/OpenSpeaker

OpenSpeaker is a completely independent and open source speaker recognition project. It provides the entire process of speaker recognition including multi-platform deployment and model optimization.

Primary LanguageC++

OpenSpeaker

OpenSpeaker is a completely independent and open source speaker recognition project. It provides the entire process of speaker recognition including data preparation, model training, multi-platform deployment and model optimization.

Build

  • Clone the repo
git clone https://github.com/zycv/OpenSpeaker.git
  • Build
cd OpenSpeaker && mkdir build && cd build && cmake .. && cmake --build . -j8
  • Run
GLOG_logtostderr=1 ./voiceprint_main 
  • Output

Then you will see output like this:

I1010 00:04:44.024065 5598 voiceprint_main.cc:107] Enroll wav embedding:-0.000429691 -43.0401 4.34895 -5.0006 -37.4051 29.0244 25.5545 0.310511 -7.27563 22.3967 0.809033 38.1637 -35.2139 10.3848 2.01294 10.3652 -33.9101 27.9782 4.02987 11.04 -35.7037 29.3087 5.22847 10.328 25.5269 12.7381 3.3835 14.3239 8.97036 19.8363 -0.410791 21.3439 21.0263 -3.17396 -4.10953 8.02122 19.2493 22.9025 -4.43258 -2.36184 35.7907 -3.819 -8.07737 16.0546 -4.59325 29.6196 2.62565 22.2861 -0.0329346 9.01507 -0.003556 -0.44748 -23.2599 8.75573 -22.7237 5.64375 -15.553 27.0606 -1.29388 21.1305 -29.6681 -19.7094 1.61875 -0.00355155 8.97268 20.0471 -3.87054 1.85049 -48.2718 -3.76629e-05 16.503 -14.0614 -27.3728 6.75437 7.99673 -24.249 19.2107 -1.53355 15.0827 0.488096 8.42653 3.9248 22.3116 -2.30652 0.241701 7.35245 -0.222364 19.3998 13.2346 3.91667 -14.5992 -26.711 9.30076 -0.00933527 -20.3823 -0.017337 -4.87047e-06 -20.5478 12.8254 -31.0729 ...
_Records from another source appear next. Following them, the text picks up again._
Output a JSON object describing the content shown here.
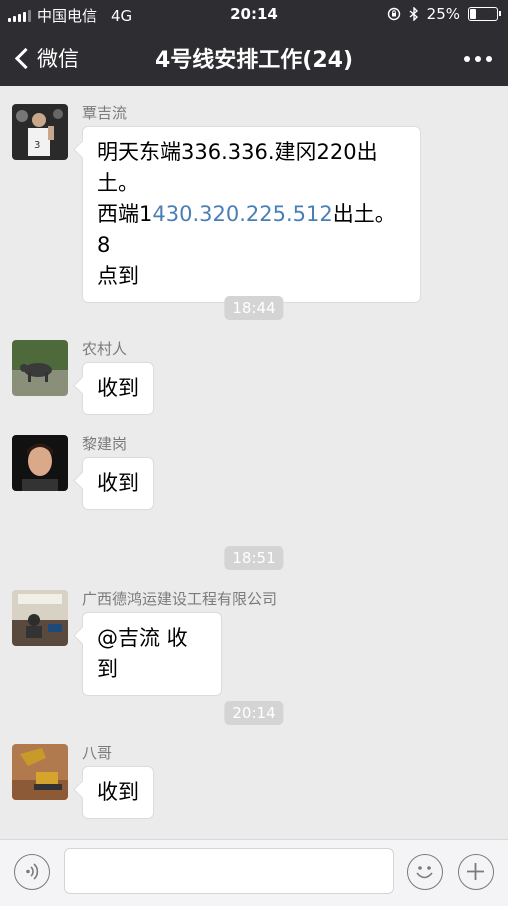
{
  "status_bar": {
    "carrier": "中国电信",
    "network": "4G",
    "time": "20:14",
    "battery": "25%",
    "battery_level": 0.25
  },
  "nav": {
    "back_label": "微信",
    "title": "4号线安排工作(24)",
    "more_icon": "more-dots-icon"
  },
  "messages": [
    {
      "sender": "覃吉流",
      "text_1": "明天东端336.336.建冈220出",
      "text_2": "土。",
      "text_3a": "西端1",
      "text_3_link": "430.320.225.512",
      "text_3b": "出土。8",
      "text_4": "点到"
    },
    {
      "sender": "农村人",
      "text": "收到"
    },
    {
      "sender": "黎建岗",
      "text": "收到"
    },
    {
      "sender": "广西德鸿运建设工程有限公司",
      "text": "@吉流 收到"
    },
    {
      "sender": "八哥",
      "text": "收到"
    }
  ],
  "timestamps": [
    "18:44",
    "18:51",
    "20:14"
  ],
  "input": {
    "placeholder": ""
  },
  "colors": {
    "header": "#2e2e32",
    "background": "#ebebeb",
    "link": "#4a7fb5",
    "pill": "#d4d4d4"
  }
}
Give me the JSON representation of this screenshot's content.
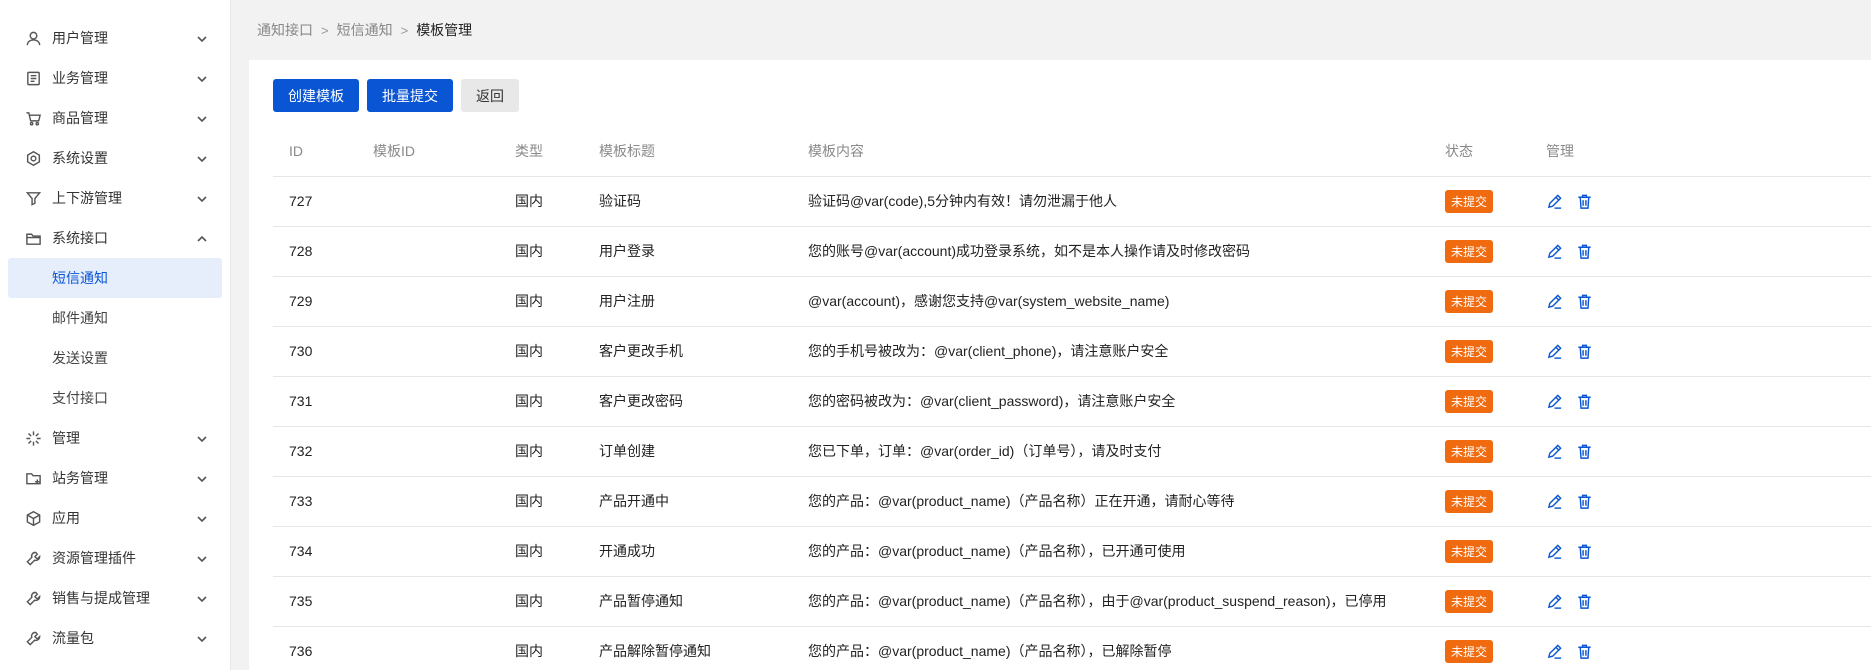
{
  "sidebar": {
    "items": [
      {
        "label": "用户管理",
        "icon": "user-icon",
        "expanded": false
      },
      {
        "label": "业务管理",
        "icon": "document-icon",
        "expanded": false
      },
      {
        "label": "商品管理",
        "icon": "cart-icon",
        "expanded": false
      },
      {
        "label": "系统设置",
        "icon": "hexagon-settings-icon",
        "expanded": false
      },
      {
        "label": "上下游管理",
        "icon": "funnel-icon",
        "expanded": false
      },
      {
        "label": "系统接口",
        "icon": "folder-icon",
        "expanded": true
      },
      {
        "label": "管理",
        "icon": "burst-icon",
        "expanded": false
      },
      {
        "label": "站务管理",
        "icon": "folder-add-icon",
        "expanded": false
      },
      {
        "label": "应用",
        "icon": "box-icon",
        "expanded": false
      },
      {
        "label": "资源管理插件",
        "icon": "wrench-icon",
        "expanded": false
      },
      {
        "label": "销售与提成管理",
        "icon": "wrench-icon",
        "expanded": false
      },
      {
        "label": "流量包",
        "icon": "wrench-icon",
        "expanded": false
      }
    ],
    "subitems": [
      "短信通知",
      "邮件通知",
      "发送设置",
      "支付接口"
    ],
    "active_sub": "短信通知"
  },
  "breadcrumb": [
    "通知接口",
    "短信通知",
    "模板管理"
  ],
  "toolbar": {
    "create_label": "创建模板",
    "batch_label": "批量提交",
    "back_label": "返回"
  },
  "table": {
    "headers": {
      "id": "ID",
      "template_id": "模板ID",
      "type": "类型",
      "title": "模板标题",
      "content": "模板内容",
      "status": "状态",
      "manage": "管理"
    },
    "rows": [
      {
        "id": "727",
        "template_id": "",
        "type": "国内",
        "title": "验证码",
        "content": "验证码@var(code),5分钟内有效！请勿泄漏于他人",
        "status": "未提交"
      },
      {
        "id": "728",
        "template_id": "",
        "type": "国内",
        "title": "用户登录",
        "content": "您的账号@var(account)成功登录系统，如不是本人操作请及时修改密码",
        "status": "未提交"
      },
      {
        "id": "729",
        "template_id": "",
        "type": "国内",
        "title": "用户注册",
        "content": "@var(account)，感谢您支持@var(system_website_name)",
        "status": "未提交"
      },
      {
        "id": "730",
        "template_id": "",
        "type": "国内",
        "title": "客户更改手机",
        "content": "您的手机号被改为：@var(client_phone)，请注意账户安全",
        "status": "未提交"
      },
      {
        "id": "731",
        "template_id": "",
        "type": "国内",
        "title": "客户更改密码",
        "content": "您的密码被改为：@var(client_password)，请注意账户安全",
        "status": "未提交"
      },
      {
        "id": "732",
        "template_id": "",
        "type": "国内",
        "title": "订单创建",
        "content": "您已下单，订单：@var(order_id)（订单号），请及时支付",
        "status": "未提交"
      },
      {
        "id": "733",
        "template_id": "",
        "type": "国内",
        "title": "产品开通中",
        "content": "您的产品：@var(product_name)（产品名称）正在开通，请耐心等待",
        "status": "未提交"
      },
      {
        "id": "734",
        "template_id": "",
        "type": "国内",
        "title": "开通成功",
        "content": "您的产品：@var(product_name)（产品名称），已开通可使用",
        "status": "未提交"
      },
      {
        "id": "735",
        "template_id": "",
        "type": "国内",
        "title": "产品暂停通知",
        "content": "您的产品：@var(product_name)（产品名称），由于@var(product_suspend_reason)，已停用",
        "status": "未提交"
      },
      {
        "id": "736",
        "template_id": "",
        "type": "国内",
        "title": "产品解除暂停通知",
        "content": "您的产品：@var(product_name)（产品名称），已解除暂停",
        "status": "未提交"
      }
    ]
  },
  "colors": {
    "primary": "#0a55d3",
    "status_badge": "#f06a0f",
    "active_bg": "#e6eefc"
  }
}
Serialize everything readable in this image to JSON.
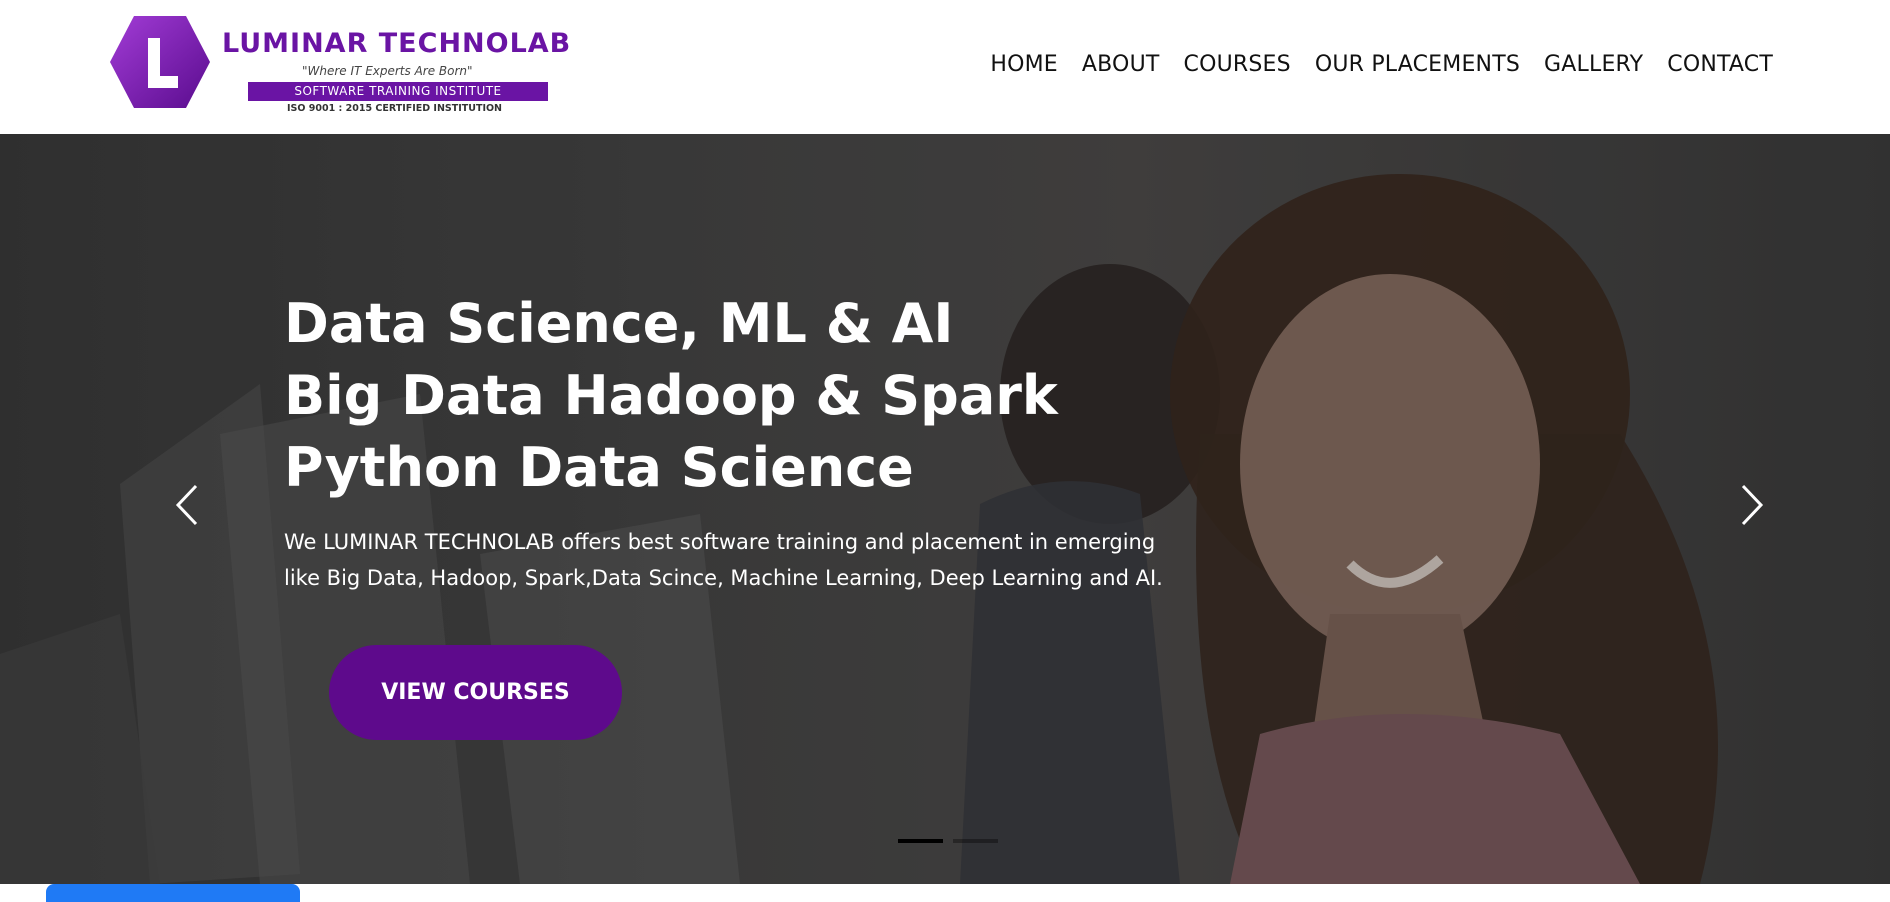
{
  "brand": {
    "name": "LUMINAR TECHNOLAB",
    "tagline": "\"Where IT Experts Are Born\"",
    "subtitle": "SOFTWARE TRAINING INSTITUTE",
    "certification": "ISO 9001 : 2015 CERTIFIED INSTITUTION",
    "logo_letter": "L",
    "accent_color": "#6a14a4"
  },
  "nav": {
    "items": [
      {
        "label": "HOME"
      },
      {
        "label": "ABOUT"
      },
      {
        "label": "COURSES"
      },
      {
        "label": "OUR PLACEMENTS"
      },
      {
        "label": "GALLERY"
      },
      {
        "label": "CONTACT"
      }
    ]
  },
  "hero": {
    "heading_lines": [
      "Data Science, ML & AI",
      "Big Data Hadoop & Spark",
      "Python Data Science"
    ],
    "description": "We LUMINAR TECHNOLAB offers best software training and placement in emerging like Big Data, Hadoop, Spark,Data Scince, Machine Learning, Deep Learning and AI.",
    "cta_label": "VIEW COURSES",
    "cta_color": "#5e0a8c",
    "prev_icon": "chevron-left-icon",
    "next_icon": "chevron-right-icon",
    "slides": {
      "total": 2,
      "active": 1
    }
  },
  "chat_widget": {
    "color": "#1f7af5"
  }
}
I1010 00:04:44.024065 5598 voiceprint_main.cc:107] Test wav embedding:-0.000517501 -47.1283 7.99776 -5.38489 -36.4123 29.9109 21.3303 0.420559 -8.42374 21.639 1.02079 33.6529 -36.7717 10.2539 2.00366 3.71844 -35.5568 22.5469 8.54491 6.42058 -31.3658 27.0976 3.81696 14.9781 29.1551 11.4731 3.96022 16.805 12.1343 20.7819 -0.375162 35.5286 14.7085 -3.60218 -4.69037 3.30785 16.4984 18.3481 -4.71795 -2.57306 22.5738 -4.06993 -8.78727 15.8166 -4.6445 28.6336 4.23745 21.8884 -0.0407903 9.78283 -0.00302488 -0.515661 -16.6951 10.9236 -24.7703 6.26954 -14.359 34.8278 -1.7668 20.6768 -30.5551 -23.4073 2.07097 -0.002863 6.87817 20.5055 3.0923 1.02305 -51.536 -4.44536e-05 15.3016 -9.54486 -25.2829 1.60107 7.55688 -20.8518 22.0509 -1.64083 14.93 2.70506 13.9315 10.9669 28.7917 -2.71148 1.96971 0.723389 -0.176561 12.9038 12.7331 5.80038 -14.0332 -24.1235 10.7129 -0.0108158 -21.1903 -0.0183596 -5.28466e-06 -21.5339 11.7961 -29.2118 ...

I1010 00:04:44.358219 5598 voiceprint_main.cc:118] Cosine similarity: 0.975489

The Cosine similarity in the last line indicates the similarity of the current two speakers.

  • Optional

If you want to test other audio or run with another model, you can run:

GLOG_logtostderr=1 ./voiceprint_main --help

Then you will see the help information as follows:

-enroll_wav (First wav as enroll wav.) type: string
    default: "../test_data/BAC009S0749W0480.wav"

-feats_dims (Dims for input features.) type: uint32 default: 24

-model (Path to voiceprint model.) type: string default: "../model/tdnn.pt"

-sample_rate (Wav sample rate supported.) type: uint32 default: 16000

-test_wav (Second wav as test wav.) type: string
    default: "../test_data/BAC009S0749W0489.wav"

Acknowledge

  1. We borrowed a lot of code from WeNet for wav read and features extract.